Wingspread: Memoirs of Faith and Flying. Review this book, or buy it at:   http://booklocker.com/books/7785.html, or through Amazon, or Barnes & Noble. Please recommend to interested friends. *    *    * So you’ve written your article and even revised it. You’re done, right? Well, not exactly. Now’s the time to carefully edit your piece. Are you a lousy editor? Get an outside reader. Are you a great editor? Get an outside reader! You can never see your own writing as clearly as another pair of eyes. Friends are usually too kind—they love you and wish to encourage, not critique. A professional editor will be more critical—they charge upwards of $15 per hour, but they’re worth it. Or you can go the middle route with an unprofessional editor, for instance college English majors ($10 per hour). And sometimes, writer-friends will edit your stuff for the price of a medium vanilla latte.

Types of editing Editing comes in all different shapes and sizes:

  1. Content—what to include/not include, structure, arrangement of parts
  2. Voice, tone and writing style—is it too formal or informal (e.g., use of contractions, everyday language, etc.)
  3. Logic—does it make sense?
  4. Formatting—subheadings, paragraphing, spacing, margins, underlining, italics
  5. Spelling, punctuation, and grammar

Tell your outside reader what you’re most concerned about and ask them to look for it.  

Sentences and paragraphs Aim to shorten your piece by 10-20%. The fewer the words, the more weight each carries. Vary the length of the sentences. Start the sentence with simpler, more familiar stuff, and end with the new, more significant stuff. Weaker: “John felt completely lost when he entered his first year of college” Stronger: “When he entered his first year of college, John felt completely lost.” A well-structured paragraph should start with a topic sentence, and end with a brief summary sentence. If the piece is intended for a popular audience, don’t run on with long paragraphs; break them up a bit, and provide a transition between paragraphs such as “In other words,” “In contrast,” or “Afterwards,” so the reader can easily follow you.  

Logic Never leave your reader wandering in the weeds (unless you’re William Faulkner, who could get away with murder). Orient your reader to the person, time, and place where each event happens. Never leave the reader asking, “Huh?” We know the logic behind our words (unless we’re fuzzy thinkers), but make sure your reader sees the logic also.

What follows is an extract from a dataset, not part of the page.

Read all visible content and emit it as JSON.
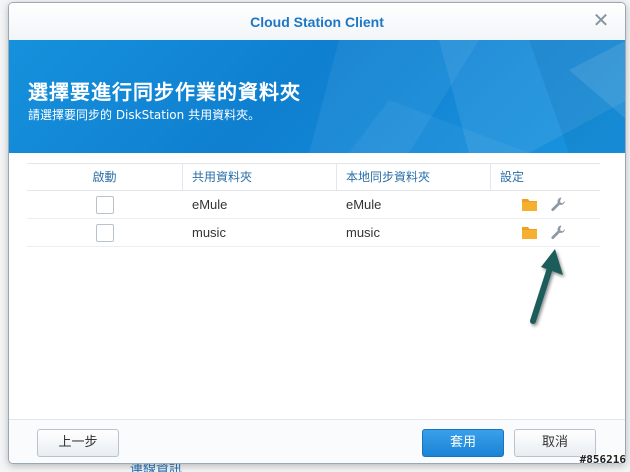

Punctuation In dialogue, each speaker gets a new paragraph, e.g., John said, “Where’s Mary?” Sally replied, “In the bedroom.” “OK.” With few exceptions, all punctuation goes inside the quote marks:     Wrong: Bill replied, “I don’t think so”!     Correct: Bill replied, “I don’t think so!” You may use three kinds of dashes:     hyphen (e.g., sit-ups)     en dash (e.g., 1985–6)     em dash (e.g., Semicolons are so 20th century—-I tend to substitute an “em” dash.)  

Commas Ah, the pesky comma… so small, yet it causes so much trouble. You should use a comma at a pause, except when you shouldn’t, and sometimes when you don’t pause. See what I mean? Use a comma:

  • between items in a series (…John, Jack, and Bill)
  • after an introductory phrase (In the first place, …)
  • before a conjunction that connects two independent clauses (He played the game well, but his injuries always hindered him.)
  • some other places

Modern writers tend to use fewer commas than earlier, more formal writers do. In popular writing, I try to avoid commas unless they’re necessary for understanding. Use the rule: If a careful reader would not notice a missing comma, leave it out!  

Consistency Consistency impresses. Always spell the same word the same. A reader will forgive a unique usage, but they won’t forgive you for changing usages throughout the piece. Be consistent about how you format subheadings, how and when you use italics, and how you spell and accent foreign words. Keep track of your usages in a style sheet so you’ll be consistent throughout. Write out numbers less than 10, and numbers beginning a sentence. E.g., “Twelve people attended the event, nine of whom were already members, but 15 more joined the organization.” Don’t play fast and loose with tenses, especially within one single chapter or article—be consistent. Don’t jump between present and past tense.

*                      *                      *

So, go through your piece several times. Have a friend read it. Then have a hard-hearted editor scrutinize it. You’ll be happy you did!